In reaffirming the lower court ruling, the First Circuit emphasized that Congress could have easily added a good-faith requirement to the statute, but did not; that it was intended to provide the broadest possible exemption from civil liability for the reporting of suspicious transactions. The immunity is so broad that it provides protection to financial institutions when SARs are fabricated or filed with malice. Adding a subjective good faith requirement on a filing would create a risk of second guessing and discourage disclosure, noted the Court.
The First Circuit did note, however, that although private actions are not recognized for filing SARs in bad faith, remedies other than private damage actions are available for willfully filing false reports including government penalties such as fines and imprisonment.

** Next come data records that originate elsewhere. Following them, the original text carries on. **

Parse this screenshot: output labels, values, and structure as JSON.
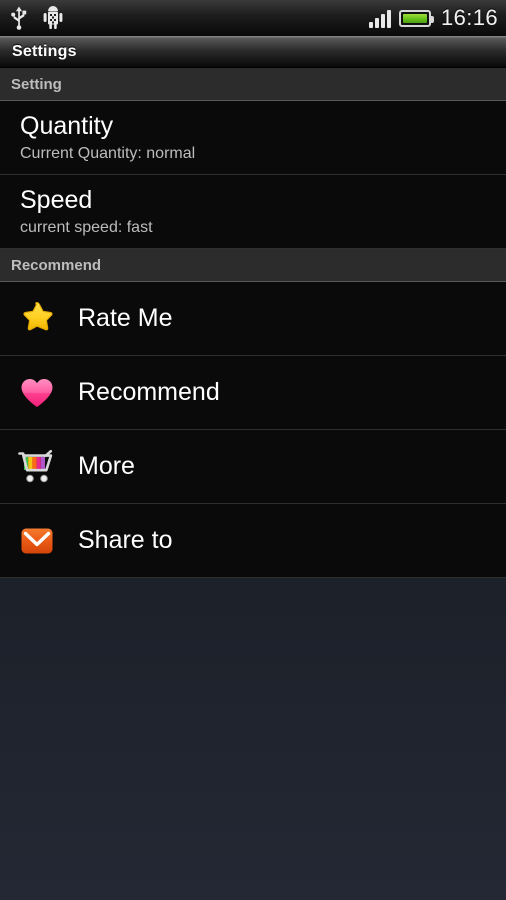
{
  "statusbar": {
    "left_icons": [
      "usb-icon",
      "android-debug-icon"
    ],
    "signal_bars": 4,
    "battery_icon": "battery-full-icon",
    "time": "16:16"
  },
  "titlebar": {
    "title": "Settings"
  },
  "sections": [
    {
      "header": "Setting",
      "rows": [
        {
          "title": "Quantity",
          "subtitle": "Current Quantity: normal"
        },
        {
          "title": "Speed",
          "subtitle": "current speed: fast"
        }
      ]
    },
    {
      "header": "Recommend",
      "rows": [
        {
          "title": "Rate Me",
          "icon": "star-icon"
        },
        {
          "title": "Recommend",
          "icon": "heart-icon"
        },
        {
          "title": "More",
          "icon": "shopping-cart-icon"
        },
        {
          "title": "Share to",
          "icon": "envelope-icon"
        }
      ]
    }
  ],
  "colors": {
    "star": "#FFD633",
    "heart": "#FF5A9E",
    "envelope": "#E8581C",
    "battery": "#6FC71B",
    "header_text": "#BDBDBD",
    "row_title": "#FFFFFF",
    "row_subtitle": "#BCBCBC"
  }
}
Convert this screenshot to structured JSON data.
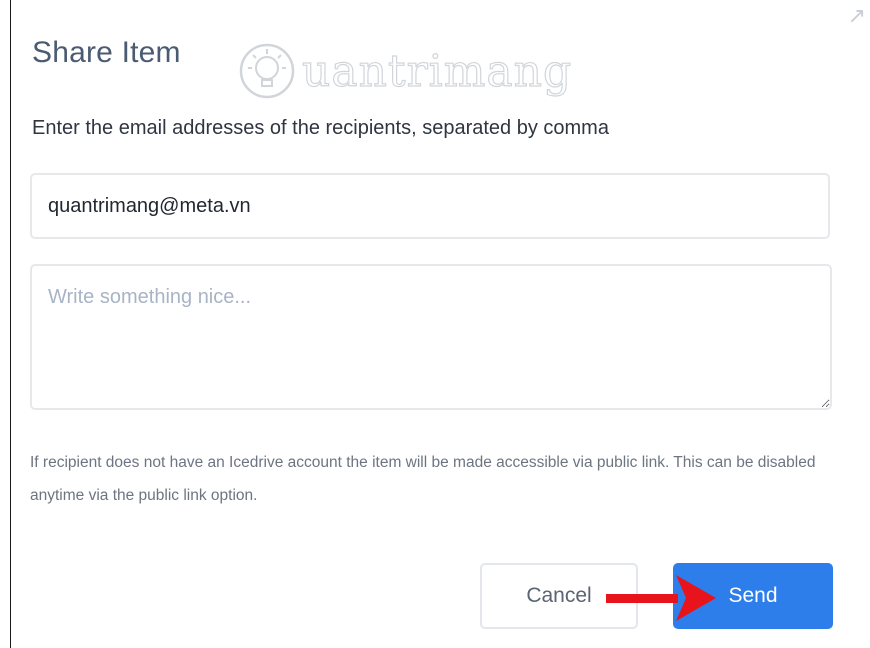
{
  "dialog": {
    "title": "Share Item",
    "instruction": "Enter the email addresses of the recipients, separated by comma",
    "recipients_value": "quantrimang@meta.vn",
    "message_value": "",
    "message_placeholder": "Write something nice...",
    "notice": "If recipient does not have an Icedrive account the item will be made accessible via public link. This can be disabled anytime via the public link option.",
    "cancel_label": "Cancel",
    "send_label": "Send"
  },
  "watermark": {
    "text": "uantrimang"
  },
  "annotation": {
    "arrow_color": "#e8141b",
    "points_to": "send-button"
  },
  "colors": {
    "accent": "#2d7eea",
    "title": "#4b5b72",
    "notice": "#6d7580"
  }
}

And until the Supreme Court or an en banc First Circuit overrules it, or Congress changes the statute, the prior First Circuit panel precedent of absolute immunity applies in the First Circuit.
1. Although the existence and contents of a SAR are confidential and cannot be disclosed, Plaintiffs allege the filing of the SAR based on an internal memo from Fidelity’s compliance department recommending investigation of the Deutsches for attempting to influence a short squeeze of China Medical stock.